Les innovations médicales semblent ouvrir des perspectives grandioses sur la capacité de réparer le corps humain. 
Sauf que la santé n’est pas commandée par les seules innovations médicales.

Il y a tout juste quarante ans, la télévision française diffusait le premier épisode de L’homme qui valait trois milliards, série culte américaine inspirée du roman de science-fiction Cyborg de Martin Caidin. En relatant les tribulations d’un ancien pilote de la Nasa devenu agent secret après un grave accident aérien, cette série d’anticipation popularise une société du progrès technologique marquée par les performances décuplées d’un individu mutilé, grâce à des prothèses bioniques à six millions de dollars (ou à trois milliards d’anciens francs). Loin de tomber dans un mythe politico-scientiste aujourd’hui révolu ou déconnecté du monde tel qu’il se déroule sous nos yeux, cette pensée prospectiviste est présente dans les propos de nombreux leaders d’opinion du monde médical et industriel. À écouter le techno-enthousiaste Laurent Alexandre 1, fondateur du site Doctissimo et dirigeant d’une société belge de séquençage du génome humain (DNAVision), l’humanité parviendrait à vaincre la maladie et le cerveau serait décodé en quelques décennies grâce à une médecine fondée sur les cellules-souches et la thérapie génique. Cette révolution s’accompagnerait d’un mouvement vers une posthumanité au sein de laquelle l’homme serait de plus en plus équipé d’organes artificiels et d’implants électroniques connectés aux réseaux numériques.

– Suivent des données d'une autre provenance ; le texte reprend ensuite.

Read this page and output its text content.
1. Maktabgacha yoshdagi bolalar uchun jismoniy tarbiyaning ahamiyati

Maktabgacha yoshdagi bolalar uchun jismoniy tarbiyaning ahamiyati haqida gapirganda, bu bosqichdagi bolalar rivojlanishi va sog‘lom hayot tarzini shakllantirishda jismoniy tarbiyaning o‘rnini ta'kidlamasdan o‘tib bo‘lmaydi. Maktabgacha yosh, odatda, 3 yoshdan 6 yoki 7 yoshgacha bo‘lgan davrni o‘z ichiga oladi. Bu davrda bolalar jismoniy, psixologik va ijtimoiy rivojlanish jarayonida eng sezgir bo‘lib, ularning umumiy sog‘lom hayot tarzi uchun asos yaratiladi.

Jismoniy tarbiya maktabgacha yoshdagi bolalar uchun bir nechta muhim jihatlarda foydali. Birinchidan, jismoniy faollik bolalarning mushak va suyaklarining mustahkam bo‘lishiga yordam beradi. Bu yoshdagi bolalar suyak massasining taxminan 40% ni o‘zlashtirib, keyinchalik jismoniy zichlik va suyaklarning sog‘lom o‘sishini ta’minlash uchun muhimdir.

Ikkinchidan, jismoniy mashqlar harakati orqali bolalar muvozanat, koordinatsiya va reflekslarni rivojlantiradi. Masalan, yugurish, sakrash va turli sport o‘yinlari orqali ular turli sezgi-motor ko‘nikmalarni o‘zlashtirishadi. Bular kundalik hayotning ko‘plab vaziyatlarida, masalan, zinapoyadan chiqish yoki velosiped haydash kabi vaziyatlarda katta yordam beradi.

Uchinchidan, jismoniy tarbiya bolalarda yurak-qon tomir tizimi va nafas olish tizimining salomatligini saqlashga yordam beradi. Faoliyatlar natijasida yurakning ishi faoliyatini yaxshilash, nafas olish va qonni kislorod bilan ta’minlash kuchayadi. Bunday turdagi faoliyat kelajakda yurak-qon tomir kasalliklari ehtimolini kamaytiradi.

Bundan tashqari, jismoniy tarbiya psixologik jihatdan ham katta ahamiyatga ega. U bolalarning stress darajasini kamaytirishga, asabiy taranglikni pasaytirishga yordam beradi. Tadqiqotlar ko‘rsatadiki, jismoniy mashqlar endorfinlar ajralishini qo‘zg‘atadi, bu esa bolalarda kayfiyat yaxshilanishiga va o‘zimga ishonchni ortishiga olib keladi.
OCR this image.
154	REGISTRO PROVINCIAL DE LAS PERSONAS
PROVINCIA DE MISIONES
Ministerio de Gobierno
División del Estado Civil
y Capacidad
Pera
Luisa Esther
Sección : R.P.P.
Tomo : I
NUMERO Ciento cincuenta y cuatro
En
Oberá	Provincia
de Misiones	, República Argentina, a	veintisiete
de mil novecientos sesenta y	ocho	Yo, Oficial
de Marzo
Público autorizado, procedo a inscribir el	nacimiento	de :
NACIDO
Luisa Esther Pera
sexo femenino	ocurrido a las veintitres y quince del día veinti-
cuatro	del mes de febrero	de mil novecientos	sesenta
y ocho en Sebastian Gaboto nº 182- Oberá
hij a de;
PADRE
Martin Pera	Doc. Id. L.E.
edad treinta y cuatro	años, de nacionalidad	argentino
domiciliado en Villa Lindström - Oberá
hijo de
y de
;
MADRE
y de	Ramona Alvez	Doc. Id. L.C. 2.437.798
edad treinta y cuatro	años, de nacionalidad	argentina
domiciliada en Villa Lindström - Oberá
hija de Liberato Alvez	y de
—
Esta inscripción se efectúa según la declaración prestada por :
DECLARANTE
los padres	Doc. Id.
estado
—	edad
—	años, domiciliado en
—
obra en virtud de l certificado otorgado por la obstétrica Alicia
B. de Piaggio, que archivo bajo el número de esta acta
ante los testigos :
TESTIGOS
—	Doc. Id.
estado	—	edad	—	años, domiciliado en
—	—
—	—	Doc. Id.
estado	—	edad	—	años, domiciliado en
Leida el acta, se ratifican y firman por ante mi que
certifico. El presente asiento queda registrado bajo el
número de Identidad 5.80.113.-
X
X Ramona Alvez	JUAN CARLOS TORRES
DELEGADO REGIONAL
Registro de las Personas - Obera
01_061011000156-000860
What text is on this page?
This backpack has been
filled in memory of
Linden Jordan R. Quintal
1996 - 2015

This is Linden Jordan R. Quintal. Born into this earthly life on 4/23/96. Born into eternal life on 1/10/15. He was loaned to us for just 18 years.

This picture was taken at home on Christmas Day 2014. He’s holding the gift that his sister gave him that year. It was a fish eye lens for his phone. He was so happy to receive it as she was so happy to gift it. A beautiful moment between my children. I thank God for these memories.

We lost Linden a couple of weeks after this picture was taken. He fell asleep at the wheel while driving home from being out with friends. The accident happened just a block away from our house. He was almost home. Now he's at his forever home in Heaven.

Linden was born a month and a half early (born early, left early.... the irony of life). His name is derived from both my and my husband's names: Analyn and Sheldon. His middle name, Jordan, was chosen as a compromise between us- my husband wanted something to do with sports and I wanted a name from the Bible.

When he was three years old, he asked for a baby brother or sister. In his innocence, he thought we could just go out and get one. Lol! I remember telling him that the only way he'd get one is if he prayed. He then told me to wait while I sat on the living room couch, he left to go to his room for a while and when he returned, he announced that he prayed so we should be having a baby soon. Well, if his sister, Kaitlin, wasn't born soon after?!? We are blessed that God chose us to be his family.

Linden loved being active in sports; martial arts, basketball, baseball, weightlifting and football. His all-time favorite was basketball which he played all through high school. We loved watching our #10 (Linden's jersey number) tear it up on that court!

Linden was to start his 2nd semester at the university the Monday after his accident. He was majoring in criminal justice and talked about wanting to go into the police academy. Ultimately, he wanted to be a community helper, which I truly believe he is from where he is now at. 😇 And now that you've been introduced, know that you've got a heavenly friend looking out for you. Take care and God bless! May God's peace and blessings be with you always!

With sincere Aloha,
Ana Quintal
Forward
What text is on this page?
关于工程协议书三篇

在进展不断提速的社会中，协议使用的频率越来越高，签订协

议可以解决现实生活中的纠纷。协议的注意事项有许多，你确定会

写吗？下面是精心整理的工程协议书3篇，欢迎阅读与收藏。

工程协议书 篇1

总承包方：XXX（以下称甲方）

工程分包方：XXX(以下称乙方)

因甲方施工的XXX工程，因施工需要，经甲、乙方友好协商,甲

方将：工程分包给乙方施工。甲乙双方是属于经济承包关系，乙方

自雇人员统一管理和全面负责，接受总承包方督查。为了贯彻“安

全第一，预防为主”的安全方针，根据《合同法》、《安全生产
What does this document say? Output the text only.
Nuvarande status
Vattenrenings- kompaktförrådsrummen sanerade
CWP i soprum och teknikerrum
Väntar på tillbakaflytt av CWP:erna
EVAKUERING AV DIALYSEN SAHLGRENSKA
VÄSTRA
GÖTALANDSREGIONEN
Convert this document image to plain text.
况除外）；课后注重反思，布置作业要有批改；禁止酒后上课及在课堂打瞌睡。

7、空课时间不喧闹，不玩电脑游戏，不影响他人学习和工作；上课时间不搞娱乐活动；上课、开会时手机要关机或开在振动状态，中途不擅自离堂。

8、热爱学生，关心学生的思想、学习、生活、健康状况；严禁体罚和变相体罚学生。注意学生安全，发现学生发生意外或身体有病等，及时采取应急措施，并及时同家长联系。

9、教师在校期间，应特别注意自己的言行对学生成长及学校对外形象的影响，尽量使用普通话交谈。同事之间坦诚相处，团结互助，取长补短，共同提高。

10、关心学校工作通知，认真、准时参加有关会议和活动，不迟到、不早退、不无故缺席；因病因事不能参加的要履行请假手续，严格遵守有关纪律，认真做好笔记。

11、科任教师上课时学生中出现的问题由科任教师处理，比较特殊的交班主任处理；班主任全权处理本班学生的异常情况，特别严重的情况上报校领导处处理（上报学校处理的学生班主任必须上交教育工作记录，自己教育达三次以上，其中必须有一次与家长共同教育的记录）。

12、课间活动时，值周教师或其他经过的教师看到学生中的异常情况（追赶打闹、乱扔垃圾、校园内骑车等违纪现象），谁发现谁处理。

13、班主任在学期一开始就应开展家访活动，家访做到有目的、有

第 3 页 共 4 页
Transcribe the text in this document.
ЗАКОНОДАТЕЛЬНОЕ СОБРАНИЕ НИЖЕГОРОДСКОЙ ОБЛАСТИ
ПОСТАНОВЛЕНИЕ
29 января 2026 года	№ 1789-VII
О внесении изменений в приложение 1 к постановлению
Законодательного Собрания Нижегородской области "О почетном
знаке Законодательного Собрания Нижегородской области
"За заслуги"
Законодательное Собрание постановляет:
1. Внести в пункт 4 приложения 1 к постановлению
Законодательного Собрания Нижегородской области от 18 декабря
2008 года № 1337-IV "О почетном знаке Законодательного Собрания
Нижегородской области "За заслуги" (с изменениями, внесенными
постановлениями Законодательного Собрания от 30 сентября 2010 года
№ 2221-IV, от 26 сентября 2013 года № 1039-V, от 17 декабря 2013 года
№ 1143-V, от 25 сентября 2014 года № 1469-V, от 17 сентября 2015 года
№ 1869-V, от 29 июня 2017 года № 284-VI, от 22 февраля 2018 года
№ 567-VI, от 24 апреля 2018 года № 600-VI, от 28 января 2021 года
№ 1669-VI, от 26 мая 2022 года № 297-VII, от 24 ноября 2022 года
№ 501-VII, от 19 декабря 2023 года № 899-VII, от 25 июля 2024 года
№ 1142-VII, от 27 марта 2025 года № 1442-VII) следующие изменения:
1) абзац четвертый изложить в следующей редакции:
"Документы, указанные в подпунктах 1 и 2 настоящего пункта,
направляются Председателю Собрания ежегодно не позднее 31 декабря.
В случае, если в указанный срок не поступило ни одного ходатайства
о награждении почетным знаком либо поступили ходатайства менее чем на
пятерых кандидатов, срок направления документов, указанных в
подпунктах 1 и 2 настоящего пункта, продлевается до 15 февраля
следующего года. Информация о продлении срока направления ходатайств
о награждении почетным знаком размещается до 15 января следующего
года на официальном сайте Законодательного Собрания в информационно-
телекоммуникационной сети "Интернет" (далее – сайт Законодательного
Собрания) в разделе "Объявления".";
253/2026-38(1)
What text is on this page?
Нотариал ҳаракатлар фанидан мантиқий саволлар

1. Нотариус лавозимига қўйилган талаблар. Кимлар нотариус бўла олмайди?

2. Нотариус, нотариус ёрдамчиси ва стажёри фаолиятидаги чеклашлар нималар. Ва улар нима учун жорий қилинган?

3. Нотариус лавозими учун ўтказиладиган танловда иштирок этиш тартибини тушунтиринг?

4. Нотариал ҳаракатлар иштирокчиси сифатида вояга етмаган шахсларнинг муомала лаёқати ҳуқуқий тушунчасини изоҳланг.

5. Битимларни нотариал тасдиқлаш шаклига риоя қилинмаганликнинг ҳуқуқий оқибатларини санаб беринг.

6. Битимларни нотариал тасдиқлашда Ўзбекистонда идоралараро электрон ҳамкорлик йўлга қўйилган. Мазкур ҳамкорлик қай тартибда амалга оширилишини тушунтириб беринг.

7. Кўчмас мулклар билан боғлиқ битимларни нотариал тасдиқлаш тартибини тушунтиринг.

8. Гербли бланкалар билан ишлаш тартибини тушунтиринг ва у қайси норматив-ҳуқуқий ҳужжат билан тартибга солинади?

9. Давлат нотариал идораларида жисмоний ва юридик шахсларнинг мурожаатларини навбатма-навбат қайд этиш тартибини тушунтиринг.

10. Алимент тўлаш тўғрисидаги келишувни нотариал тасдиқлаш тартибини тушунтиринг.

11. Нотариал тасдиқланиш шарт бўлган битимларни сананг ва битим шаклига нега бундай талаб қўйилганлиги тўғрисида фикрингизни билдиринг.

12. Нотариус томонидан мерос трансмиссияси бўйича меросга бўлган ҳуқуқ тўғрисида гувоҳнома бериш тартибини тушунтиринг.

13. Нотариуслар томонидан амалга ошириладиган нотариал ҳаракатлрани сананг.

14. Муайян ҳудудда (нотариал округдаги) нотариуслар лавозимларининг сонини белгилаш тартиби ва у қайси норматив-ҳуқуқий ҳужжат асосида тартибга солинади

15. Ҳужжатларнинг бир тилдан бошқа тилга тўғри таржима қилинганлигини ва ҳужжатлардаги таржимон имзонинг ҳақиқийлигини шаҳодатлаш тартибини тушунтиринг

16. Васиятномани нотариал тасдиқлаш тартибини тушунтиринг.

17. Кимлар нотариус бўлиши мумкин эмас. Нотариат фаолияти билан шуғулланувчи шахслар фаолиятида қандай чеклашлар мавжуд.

Vers un homme réparé et augmenté

Doit-on déduire de ces paroles que nous sommes inexorablement engagés dans une marche vers une immortalité, gagnée à grands coups d’innovations incrémentales situées à la croisée des nanotechnologies, des biotechnologies, de l’intelligence artificielle et des sciences cognitives (nbic) ? Comme l’avancent de nombreux rapports produits dans le cadre des missions de prospective en France, en Europe et aux États-Unis, le mouvement auquel on assiste aujourd’hui correspondrait aux premières marches technologiques conduisant à un homme, non seulement réparé, mais augmenté. L’homme de demain sera équipé avec des prothèses de toute sorte, des implants cérébraux et des greffes de tissus biologiques à partir de bioimpressions laser en trois dimensions des pièces défectueuses… Cette reprogrammation de notre biochimie individuelle et ce recul de la mort procéderaient de la fameuse convergence nbic.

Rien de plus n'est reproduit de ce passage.